2:30 p.m.—We notice the anti-Lanny himself, Dick Morris, in a booth for Sky News, the British network owned by News Corp. Davis pulls me aside. "This is the most hateful person to Hillary in the world," he says. "I try to tell him it doesn't help to hate so much—that it hurts his credibility—but he doesn't listen." Morris, as if aware of a disturbance in the Force, comes alive. "I thought I told you to be more positive," Davis says, extending his hand. "Oh, I'm all pro-Hillary today," Morris says. He laughs and ducks out. "We've been friends for a long time," Davis explains.
During the segment, a producer asks me whether they can keep Lanny for one more quick hit. I explain that I don't work for Lanny, I'm just following him around—but that, yes, I'm sure it would be fine.

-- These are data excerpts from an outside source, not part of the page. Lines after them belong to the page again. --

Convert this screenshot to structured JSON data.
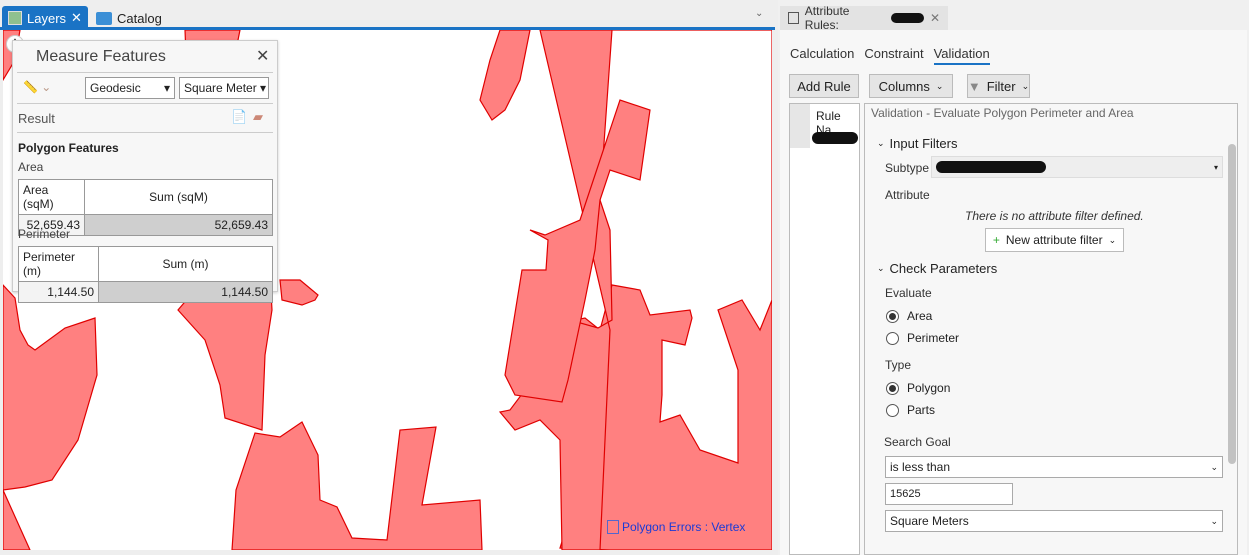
{
  "tabs": [
    {
      "label": "Layers"
    },
    {
      "label": "Catalog"
    }
  ],
  "measure": {
    "title": "Measure Features",
    "method": "Geodesic",
    "unit": "Square Meter",
    "result_label": "Result",
    "section": "Polygon Features",
    "area_label": "Area",
    "area_cols": [
      "Area (sqM)",
      "Sum (sqM)"
    ],
    "area_vals": [
      "52,659.43",
      "52,659.43"
    ],
    "perimeter_label": "Perimeter",
    "perim_cols": [
      "Perimeter (m)",
      "Sum (m)"
    ],
    "perim_vals": [
      "1,144.50",
      "1,144.50"
    ]
  },
  "legend": {
    "label": "Polygon Errors : Vertex"
  },
  "colors": {
    "polygon_fill": "#ff8080",
    "polygon_stroke": "#e00000",
    "accent": "#1a73c5"
  },
  "rules": {
    "tab_label": "Attribute Rules:",
    "subtabs": [
      "Calculation",
      "Constraint",
      "Validation"
    ],
    "add_rule": "Add Rule",
    "columns": "Columns",
    "filter": "Filter",
    "col_header": "Rule Na",
    "rule_title": "Validation - Evaluate Polygon Perimeter and Area",
    "input_filters": "Input Filters",
    "subtype_label": "Subtype",
    "attribute_label": "Attribute",
    "no_filter": "There is no attribute filter defined.",
    "new_filter": "New attribute filter",
    "check_params": "Check Parameters",
    "evaluate_label": "Evaluate",
    "evaluate_opts": [
      "Area",
      "Perimeter"
    ],
    "type_label": "Type",
    "type_opts": [
      "Polygon",
      "Parts"
    ],
    "goal_label": "Search Goal",
    "goal_value": "is less than",
    "threshold": "15625",
    "units_value": "Square Meters"
  }
}
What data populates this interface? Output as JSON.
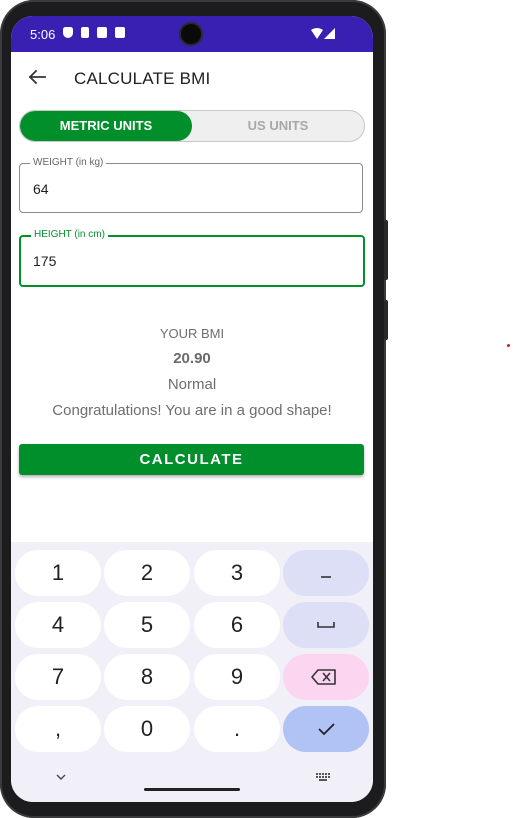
{
  "status_bar": {
    "time": "5:06",
    "background": "#3a1fb3"
  },
  "app_bar": {
    "title": "CALCULATE BMI"
  },
  "units_toggle": {
    "metric_label": "METRIC UNITS",
    "us_label": "US UNITS",
    "selected": "METRIC UNITS",
    "accent": "#018f2c"
  },
  "form": {
    "weight": {
      "label": "WEIGHT (in kg)",
      "value": "64"
    },
    "height": {
      "label": "HEIGHT (in cm)",
      "value": "175"
    }
  },
  "result": {
    "heading": "YOUR BMI",
    "value": "20.90",
    "description": "Normal",
    "message": "Congratulations! You are in a good shape!"
  },
  "calculate_label": "CALCULATE",
  "keyboard": {
    "keys": [
      "1",
      "2",
      "3",
      "4",
      "5",
      "6",
      "7",
      "8",
      "9",
      ",",
      "0",
      "."
    ],
    "icons": [
      "minus-icon",
      "space-icon",
      "backspace-icon",
      "check-icon",
      "chevron-down-icon",
      "keyboard-icon"
    ]
  }
}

2:55 p.m.—Hallway. "For me, politics is not personal." Davis repeats this refrain constantly. But from what I see, the opposite is true. Politics is intensely personal for Davis. Everyone is a "good friend" or an "old friend," to the extent that mere "friend" starts to sound like an insult. He delights in the flesh-pressing that so many politicians disdain. And he prizes loyalty above all else.
What he means by "politics is not personal" is that he doesn't hold grudges. Davis will appear on television with anyone, he says, as long as they pass some minimal threshold of humanity. Laura Ingraham he can deal with. Dick Morris passes, barely. But he draws the line at Ann Coulter. (Not everyone feels the same way about Davis. More on that later.)